“I don’t?—”
“You do.” She cuts me off. “Remember when you met Marcus? Your throat closed. Your body literally told you danger and you just... pushed through it.”
The ring burns against my chest at his name.
And I’m there. Dom’s office. Marcus extending his hand. My throat squeezing shut like invisible fingers wrapped around it. That voice—don’t touch him don’t touch him don’t—and then my professional smile. My hand meeting his anyway. Burying every alarm because anxiety is just anxiety, right?
What if I’d listened? Trusted that first signal and walked out?
Would Dahlia be trying to reach me? Or would she be the last one—the only one—because I’d stopped him first?
“That was just?—”
“Your intuition.” Breadstick aimed at me again. “Which is completely broken. We’re going to fix it. Tonight.”
“How?”
“First, we need to talk about Dahlia.” She leans forward, elbows on the table. “I have thoughts.”

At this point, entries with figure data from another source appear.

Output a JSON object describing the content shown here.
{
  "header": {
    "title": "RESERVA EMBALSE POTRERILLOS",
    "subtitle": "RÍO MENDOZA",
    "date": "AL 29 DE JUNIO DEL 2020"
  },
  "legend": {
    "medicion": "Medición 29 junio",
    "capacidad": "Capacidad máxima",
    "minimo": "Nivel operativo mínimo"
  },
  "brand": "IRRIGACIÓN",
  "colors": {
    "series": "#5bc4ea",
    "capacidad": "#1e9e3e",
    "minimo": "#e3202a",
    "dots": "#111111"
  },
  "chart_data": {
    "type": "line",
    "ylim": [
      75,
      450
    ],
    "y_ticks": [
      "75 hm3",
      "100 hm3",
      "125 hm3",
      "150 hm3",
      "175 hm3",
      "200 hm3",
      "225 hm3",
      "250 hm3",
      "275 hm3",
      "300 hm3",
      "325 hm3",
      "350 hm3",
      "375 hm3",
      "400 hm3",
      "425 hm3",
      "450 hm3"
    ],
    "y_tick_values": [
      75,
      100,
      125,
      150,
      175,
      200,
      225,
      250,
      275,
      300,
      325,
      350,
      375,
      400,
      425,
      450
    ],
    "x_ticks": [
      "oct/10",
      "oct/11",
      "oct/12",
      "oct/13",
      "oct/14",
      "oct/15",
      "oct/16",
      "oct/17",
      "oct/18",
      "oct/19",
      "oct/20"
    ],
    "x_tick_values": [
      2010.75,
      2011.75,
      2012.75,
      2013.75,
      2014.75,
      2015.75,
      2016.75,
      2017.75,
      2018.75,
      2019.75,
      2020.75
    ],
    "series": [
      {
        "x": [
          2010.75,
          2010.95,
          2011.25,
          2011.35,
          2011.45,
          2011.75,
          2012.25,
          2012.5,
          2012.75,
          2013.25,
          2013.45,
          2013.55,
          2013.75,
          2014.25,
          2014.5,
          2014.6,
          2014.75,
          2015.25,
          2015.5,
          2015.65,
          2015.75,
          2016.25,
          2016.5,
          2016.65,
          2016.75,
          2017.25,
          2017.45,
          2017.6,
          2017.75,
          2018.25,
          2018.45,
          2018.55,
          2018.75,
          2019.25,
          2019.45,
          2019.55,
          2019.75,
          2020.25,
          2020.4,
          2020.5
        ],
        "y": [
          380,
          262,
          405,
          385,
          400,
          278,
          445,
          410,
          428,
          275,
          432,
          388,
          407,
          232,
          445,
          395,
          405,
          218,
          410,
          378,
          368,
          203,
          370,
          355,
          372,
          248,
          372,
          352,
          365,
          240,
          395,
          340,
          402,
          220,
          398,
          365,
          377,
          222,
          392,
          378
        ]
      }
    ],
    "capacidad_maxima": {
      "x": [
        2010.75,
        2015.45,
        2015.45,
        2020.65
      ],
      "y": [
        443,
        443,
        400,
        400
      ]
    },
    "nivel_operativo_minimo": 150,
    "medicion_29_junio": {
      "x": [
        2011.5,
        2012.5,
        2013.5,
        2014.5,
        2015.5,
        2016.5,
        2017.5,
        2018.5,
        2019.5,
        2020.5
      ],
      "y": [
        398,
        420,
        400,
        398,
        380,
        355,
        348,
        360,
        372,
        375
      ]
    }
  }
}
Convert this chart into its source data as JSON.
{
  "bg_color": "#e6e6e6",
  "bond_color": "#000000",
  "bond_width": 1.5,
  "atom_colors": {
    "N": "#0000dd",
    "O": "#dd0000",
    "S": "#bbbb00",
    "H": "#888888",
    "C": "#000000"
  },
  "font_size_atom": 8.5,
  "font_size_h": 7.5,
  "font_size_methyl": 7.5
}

“Tell me all of your thoughts.”
“So.” Her eyes get that sparkle—the one when she’s about to blow my mind. “We know it’s Dahlia’s ring. But think about the timing. Nothing happened until you brought it home. Until I gave you a chain to put it on. Right?”
My hand goes to my chest. The metal hot through my shirt. Always hot now.
I pull it out. Let it dangle between us. The overhead light catches the stone, makes it look like fire.
The ring.
Of course.
“She wasn’t trying to reach me at the office. Or in the alley.” I twist the cold chain between my fingers. “She couldn’t. Not until I took her ring home.”
“Exactly.” Alex practically vibrates. “You carried her anchor into our apartment. Where the veil is already thin because of—” She waves at herself. “—all my witchy shit.”
“So she’s not haunting me. She’s haunting the ring.”
“And you’ve been wearing it like a beacon.” She points at my chest. “No wonder she’s getting louder.”
Oh.
The crawling starts at my tailbone. Vertebra by vertebra. That serpent-spine thing when my body knows something my brain hasn’t processed yet.
I haven’t just been carrying evidence. I’ve been wearing a woman. A dead woman. Her last piece of this world pressed against my heart while I slept and showered and sat in Marcus’s office and?—
I’ve been carrying her everywhere. Into danger. Into the office of the man who killed her.
And she’s been screaming the whole time. A witness trying to testify and I kept calling her testimony noise.
“Oh.” The word comes out wrong. Broken.
“Finally.” Alex’s eye roll could win awards. “How did it take you weeks to figure this out?”
“There was just so much happening.” The ring disappears back under my shirt, burning like a brand. “I didn’t think it could be her. Not once. I thought—I don’t know what I thought. That it was just evidence. A clue. Not... her.”
“I know.” Softer now. “I think she wants to tell us what happened.”
The weight of that sits between us. Heavy as the pasta in my stomach.